Over the course of almost 900 television episodes, Mr. Rogers invited numerous guests to his show to be his neighbors, but one of the most memorable was a man, a black man, by the name of Francois Clemmons. Clemmons had a recurring role in Mr. Rogers’ Neighborhood as Officer Clemmons, but two episodes stand out. On May 9, 1969, Mr. Rogers took off his shoes and his socks, and then sat down by a kid’s wading pool and put his feet in the water. Officer Clemmons entered, and Mr. Rogers invited him to take off his shoes and join him. In 1969, a white man and a black man sitting next to one another, feet in the same pool, was unheard of.

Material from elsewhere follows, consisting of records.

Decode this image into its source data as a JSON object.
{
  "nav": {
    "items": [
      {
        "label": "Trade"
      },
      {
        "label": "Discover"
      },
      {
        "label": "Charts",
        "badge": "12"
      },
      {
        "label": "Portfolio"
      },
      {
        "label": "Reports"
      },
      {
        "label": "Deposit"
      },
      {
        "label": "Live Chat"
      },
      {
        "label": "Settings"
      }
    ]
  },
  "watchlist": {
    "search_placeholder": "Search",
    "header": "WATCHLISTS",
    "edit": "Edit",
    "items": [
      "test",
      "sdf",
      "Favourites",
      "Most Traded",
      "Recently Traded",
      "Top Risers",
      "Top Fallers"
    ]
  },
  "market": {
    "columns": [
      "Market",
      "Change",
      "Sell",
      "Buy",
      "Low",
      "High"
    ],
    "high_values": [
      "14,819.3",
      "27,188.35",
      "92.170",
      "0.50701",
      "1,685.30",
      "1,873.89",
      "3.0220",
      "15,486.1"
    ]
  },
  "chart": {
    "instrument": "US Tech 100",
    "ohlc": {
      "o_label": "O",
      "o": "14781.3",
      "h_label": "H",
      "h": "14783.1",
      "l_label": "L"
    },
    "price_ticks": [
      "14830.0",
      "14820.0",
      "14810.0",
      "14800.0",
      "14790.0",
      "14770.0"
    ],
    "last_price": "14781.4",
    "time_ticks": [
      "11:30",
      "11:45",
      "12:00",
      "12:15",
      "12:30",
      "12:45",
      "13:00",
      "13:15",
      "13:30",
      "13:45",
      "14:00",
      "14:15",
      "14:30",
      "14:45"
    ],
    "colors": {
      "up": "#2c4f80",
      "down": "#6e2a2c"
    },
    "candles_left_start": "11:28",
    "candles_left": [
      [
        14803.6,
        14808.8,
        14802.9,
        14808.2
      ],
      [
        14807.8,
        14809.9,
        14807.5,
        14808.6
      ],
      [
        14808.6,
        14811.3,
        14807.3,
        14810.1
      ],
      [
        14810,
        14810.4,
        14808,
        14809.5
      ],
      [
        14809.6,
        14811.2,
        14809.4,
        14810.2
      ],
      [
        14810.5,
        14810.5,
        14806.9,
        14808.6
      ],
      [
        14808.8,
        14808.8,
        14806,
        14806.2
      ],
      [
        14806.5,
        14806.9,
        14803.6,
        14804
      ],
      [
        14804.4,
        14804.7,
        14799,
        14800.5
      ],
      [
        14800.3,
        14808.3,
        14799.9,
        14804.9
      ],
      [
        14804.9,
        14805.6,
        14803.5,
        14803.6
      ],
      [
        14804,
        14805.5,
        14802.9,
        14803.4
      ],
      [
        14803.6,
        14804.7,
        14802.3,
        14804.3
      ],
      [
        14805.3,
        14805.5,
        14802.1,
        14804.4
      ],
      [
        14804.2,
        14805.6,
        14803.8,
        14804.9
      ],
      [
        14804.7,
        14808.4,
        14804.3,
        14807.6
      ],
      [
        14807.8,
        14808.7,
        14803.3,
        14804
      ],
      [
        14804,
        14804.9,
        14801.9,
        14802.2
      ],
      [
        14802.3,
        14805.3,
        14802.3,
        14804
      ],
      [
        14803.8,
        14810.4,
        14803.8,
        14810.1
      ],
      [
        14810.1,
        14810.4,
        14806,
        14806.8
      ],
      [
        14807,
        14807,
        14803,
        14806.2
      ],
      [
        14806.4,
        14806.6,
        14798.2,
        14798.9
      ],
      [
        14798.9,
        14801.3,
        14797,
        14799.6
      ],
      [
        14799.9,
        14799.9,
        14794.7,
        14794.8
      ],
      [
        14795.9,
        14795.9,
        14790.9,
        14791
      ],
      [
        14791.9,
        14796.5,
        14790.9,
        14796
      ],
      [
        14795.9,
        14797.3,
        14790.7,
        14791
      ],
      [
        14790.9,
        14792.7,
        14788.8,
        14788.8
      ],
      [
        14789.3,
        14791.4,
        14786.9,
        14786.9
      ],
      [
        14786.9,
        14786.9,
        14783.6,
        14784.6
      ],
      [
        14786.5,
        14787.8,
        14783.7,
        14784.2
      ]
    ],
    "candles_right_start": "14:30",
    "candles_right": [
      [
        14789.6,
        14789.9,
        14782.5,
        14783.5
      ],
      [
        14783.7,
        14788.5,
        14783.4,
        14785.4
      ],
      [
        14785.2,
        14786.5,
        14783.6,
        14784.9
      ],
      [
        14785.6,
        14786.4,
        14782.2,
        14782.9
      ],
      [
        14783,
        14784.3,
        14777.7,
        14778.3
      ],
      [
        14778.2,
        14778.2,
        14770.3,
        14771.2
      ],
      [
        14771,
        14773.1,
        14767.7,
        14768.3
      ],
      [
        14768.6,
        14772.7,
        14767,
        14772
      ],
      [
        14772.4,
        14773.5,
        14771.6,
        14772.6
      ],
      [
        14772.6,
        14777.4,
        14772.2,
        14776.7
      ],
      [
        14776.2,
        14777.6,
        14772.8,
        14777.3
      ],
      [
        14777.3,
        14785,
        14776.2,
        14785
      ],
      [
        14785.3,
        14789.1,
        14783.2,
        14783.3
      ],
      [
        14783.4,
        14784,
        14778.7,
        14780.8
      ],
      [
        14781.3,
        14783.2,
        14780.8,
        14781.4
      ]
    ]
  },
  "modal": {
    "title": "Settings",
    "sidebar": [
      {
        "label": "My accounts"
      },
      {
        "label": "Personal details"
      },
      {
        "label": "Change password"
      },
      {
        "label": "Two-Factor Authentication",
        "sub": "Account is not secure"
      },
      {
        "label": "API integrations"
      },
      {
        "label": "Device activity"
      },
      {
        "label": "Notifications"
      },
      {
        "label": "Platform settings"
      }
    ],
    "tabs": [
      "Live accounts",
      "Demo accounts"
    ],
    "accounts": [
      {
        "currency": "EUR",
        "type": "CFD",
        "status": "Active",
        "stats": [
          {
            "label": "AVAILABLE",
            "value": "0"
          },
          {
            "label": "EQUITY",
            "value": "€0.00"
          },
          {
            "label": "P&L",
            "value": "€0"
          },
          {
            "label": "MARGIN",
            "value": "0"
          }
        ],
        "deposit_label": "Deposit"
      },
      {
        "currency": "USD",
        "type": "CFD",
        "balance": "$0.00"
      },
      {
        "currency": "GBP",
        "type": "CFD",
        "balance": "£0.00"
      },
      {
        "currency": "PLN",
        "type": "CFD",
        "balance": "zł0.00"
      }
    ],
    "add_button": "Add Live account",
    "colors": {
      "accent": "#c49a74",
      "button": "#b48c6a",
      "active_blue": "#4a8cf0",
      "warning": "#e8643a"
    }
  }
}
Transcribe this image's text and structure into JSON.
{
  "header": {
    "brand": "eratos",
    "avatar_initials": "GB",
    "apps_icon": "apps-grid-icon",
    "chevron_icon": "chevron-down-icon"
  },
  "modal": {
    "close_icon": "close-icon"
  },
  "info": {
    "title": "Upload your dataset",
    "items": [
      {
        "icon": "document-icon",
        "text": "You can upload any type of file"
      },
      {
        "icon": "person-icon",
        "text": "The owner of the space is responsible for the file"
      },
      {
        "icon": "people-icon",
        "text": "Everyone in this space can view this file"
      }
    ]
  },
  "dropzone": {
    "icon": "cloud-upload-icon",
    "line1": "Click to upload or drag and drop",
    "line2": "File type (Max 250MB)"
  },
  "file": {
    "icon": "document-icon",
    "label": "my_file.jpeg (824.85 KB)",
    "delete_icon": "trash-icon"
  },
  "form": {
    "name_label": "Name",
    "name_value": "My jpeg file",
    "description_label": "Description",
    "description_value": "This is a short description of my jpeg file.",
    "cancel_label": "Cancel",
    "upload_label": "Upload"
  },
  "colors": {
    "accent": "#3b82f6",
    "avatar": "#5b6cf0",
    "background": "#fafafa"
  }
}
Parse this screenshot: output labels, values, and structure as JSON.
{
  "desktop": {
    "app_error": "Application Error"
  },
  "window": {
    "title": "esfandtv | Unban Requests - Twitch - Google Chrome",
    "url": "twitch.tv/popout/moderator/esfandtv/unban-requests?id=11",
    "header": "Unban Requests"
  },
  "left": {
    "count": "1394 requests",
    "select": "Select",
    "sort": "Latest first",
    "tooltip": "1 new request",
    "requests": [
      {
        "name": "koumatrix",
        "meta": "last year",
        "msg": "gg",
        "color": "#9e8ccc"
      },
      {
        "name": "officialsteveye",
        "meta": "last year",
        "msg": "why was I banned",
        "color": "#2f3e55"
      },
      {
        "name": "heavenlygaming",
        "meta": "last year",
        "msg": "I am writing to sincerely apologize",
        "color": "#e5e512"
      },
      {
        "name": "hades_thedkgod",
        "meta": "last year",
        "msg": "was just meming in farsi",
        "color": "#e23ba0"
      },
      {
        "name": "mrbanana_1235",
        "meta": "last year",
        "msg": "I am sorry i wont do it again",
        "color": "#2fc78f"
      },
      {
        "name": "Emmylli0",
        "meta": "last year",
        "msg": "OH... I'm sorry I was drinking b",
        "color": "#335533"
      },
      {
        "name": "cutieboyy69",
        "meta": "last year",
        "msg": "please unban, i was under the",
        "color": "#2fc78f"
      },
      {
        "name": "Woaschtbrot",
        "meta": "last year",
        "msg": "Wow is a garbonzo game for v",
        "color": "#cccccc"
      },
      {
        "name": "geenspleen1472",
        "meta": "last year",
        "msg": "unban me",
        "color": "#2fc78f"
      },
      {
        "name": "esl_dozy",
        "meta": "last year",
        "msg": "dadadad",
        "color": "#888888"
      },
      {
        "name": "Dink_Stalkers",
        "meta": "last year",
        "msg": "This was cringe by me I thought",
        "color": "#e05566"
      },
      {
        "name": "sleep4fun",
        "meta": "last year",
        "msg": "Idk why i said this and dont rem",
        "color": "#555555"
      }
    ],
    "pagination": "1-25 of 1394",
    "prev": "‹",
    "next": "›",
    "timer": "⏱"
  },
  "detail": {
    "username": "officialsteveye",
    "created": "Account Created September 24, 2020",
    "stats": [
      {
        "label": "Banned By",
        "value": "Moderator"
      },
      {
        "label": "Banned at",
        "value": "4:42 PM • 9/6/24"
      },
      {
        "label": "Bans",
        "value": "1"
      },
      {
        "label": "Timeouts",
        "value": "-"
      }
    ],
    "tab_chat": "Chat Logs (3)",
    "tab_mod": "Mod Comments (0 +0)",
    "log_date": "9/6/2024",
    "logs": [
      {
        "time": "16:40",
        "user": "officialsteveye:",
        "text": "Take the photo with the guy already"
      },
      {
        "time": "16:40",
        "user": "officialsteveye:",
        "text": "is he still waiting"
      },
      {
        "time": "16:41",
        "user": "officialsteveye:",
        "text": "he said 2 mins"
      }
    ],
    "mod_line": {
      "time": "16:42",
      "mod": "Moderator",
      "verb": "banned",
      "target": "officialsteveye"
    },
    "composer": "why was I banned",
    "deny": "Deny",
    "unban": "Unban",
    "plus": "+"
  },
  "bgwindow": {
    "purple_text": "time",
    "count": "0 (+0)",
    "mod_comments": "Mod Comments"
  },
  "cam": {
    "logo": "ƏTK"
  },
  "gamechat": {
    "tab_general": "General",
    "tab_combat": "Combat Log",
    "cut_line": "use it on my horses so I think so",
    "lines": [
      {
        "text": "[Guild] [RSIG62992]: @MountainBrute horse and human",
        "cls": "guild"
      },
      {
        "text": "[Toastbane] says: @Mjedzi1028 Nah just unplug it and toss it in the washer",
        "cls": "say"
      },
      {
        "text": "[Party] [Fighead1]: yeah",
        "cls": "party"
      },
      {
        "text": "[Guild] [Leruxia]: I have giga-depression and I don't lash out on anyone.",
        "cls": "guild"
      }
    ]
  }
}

Over twenty years later, on February 24, 1993, in his final appearance as Officer Clemmons, the two men recreated the pool scene. Fred Rogers didn’t mention God or the Good Samaritan or speak about racial equality, but I’m sure he expected his audience of young children to get the point. But there’s a small thing that happens in each episode that if you know your Bible screams out that the pastor is preaching. In the 1969 episode, while holding the water hose filling the little pool, Mr. Rogers washes the feet of Mr. Clemmons. In the 1993 episode, when it is time for Mr. Clemmons to leave, Mr. Rogers doesn’t just hand him a towel. He keeps hold of the towel and helps Mr. Clemmons dry his feet. Without saying a word, Mr. Rogers preached a sermon taken directly from John 13, where Jesus washes the feet of his disciples and in so doing sets an example for them as to how they are to serve others.
“Let’s make the most of this beautiful day, since we’re together we might as well say, won’t you be my neighbor?” Go and do likewise. Amen.